Synthesis of Stable SnI2·xDMSO Adducts toward Efficient Tin–Lead Perovskite Solar Cells

Sn-Pb narrow-bandgap perovskites are indispensable for achieving highly efficient all-perovskite tandem solar cells as bottom subcells. However, facile oxidation of Sn²⁺ into Sn⁴⁺ leads to the poor precursor stability, which largely hinders the development of Sn-Pb perovskite solar cells (PSCs). Herein, we present a novel strategy to synthesize SnI₂·xDMSO intermedium adducts in situ utilizing a mild one-to-one reaction between molecular SnI₄ and metallic Sn.

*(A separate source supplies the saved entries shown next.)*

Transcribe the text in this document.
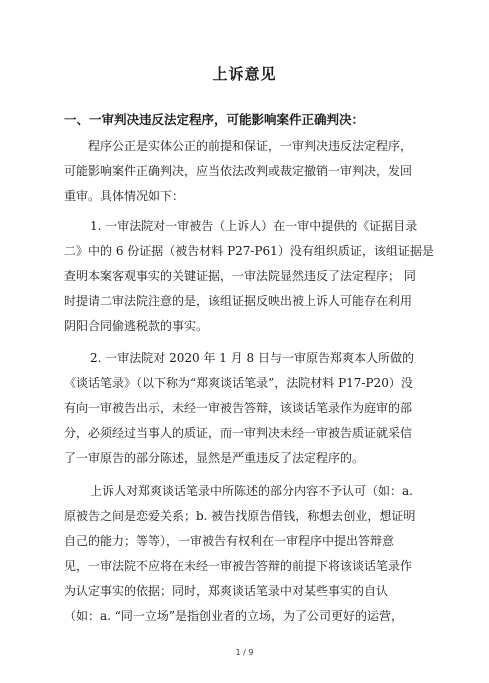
上诉意见
一、一审判决违反法定程序，可能影响案件正确判决：
程序公正是实体公正的前提和保证，一审判决违反法定程序，
可能影响案件正确判决，应当依法改判或裁定撤销一审判决，发回
重审。具体情况如下：
1. 一审法院对一审被告（上诉人）在一审中提供的《证据目录
二》中的 6 份证据（被告材料 P27-P61）没有组织质证，该组证据是
查明本案客观事实的关键证据，一审法院显然违反了法定程序； 同
时提请二审法院注意的是，该组证据反映出被上诉人可能存在利用
阴阳合同偷逃税款的事实。
2. 一审法院对 2020 年 1 月 8 日与一审原告郑爽本人所做的
《谈话笔录》（以下称为“郑爽谈话笔录”，法院材料 P17-P20）没
有向一审被告出示，未经一审被告答辩，该谈话笔录作为庭审的部
分，必须经过当事人的质证，而一审判决未经一审被告质证就采信
了一审原告的部分陈述，显然是严重违反了法定程序的。
上诉人对郑爽谈话笔录中所陈述的部分内容不予认可（如：a.
原被告之间是恋爱关系；b. 被告找原告借钱，称想去创业，想证明
自己的能力；等等），一审被告有权利在一审程序中提出答辩意
见，一审法院不应将在未经一审被告答辩的前提下将该谈话笔录作
为认定事实的依据；同时，郑爽谈话笔录中对某些事实的自认
（如：a. “同一立场”是指创业者的立场，为了公司更好的运营，
1 / 9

This approach avoids the formation of low-coordinated SnI₂·xDMSO clusters (x ≤ 2), yielding highly coordinated SnI₂·xDMSO (x = 3) adducts with enhanced antioxidation ability. The resultant precursor showed outstanding stability and reproducibility. The aged precursor for 7 days maintains its initial properties. Consequently, the resulting Sn-Pb PSCs deliver an impressive efficiency of 22.64% and retain ∼ 90% of their initial value after maximum power point operation under simulated one-sun illumination in air for 530 h under encapsulation. Our finding provides an effective pathway to enhance the intrinsic antioxidant capacity of Sn²⁺ in perovskite precursors, paving a way for the development of efficient and reproducible Sn-Pb PSCs.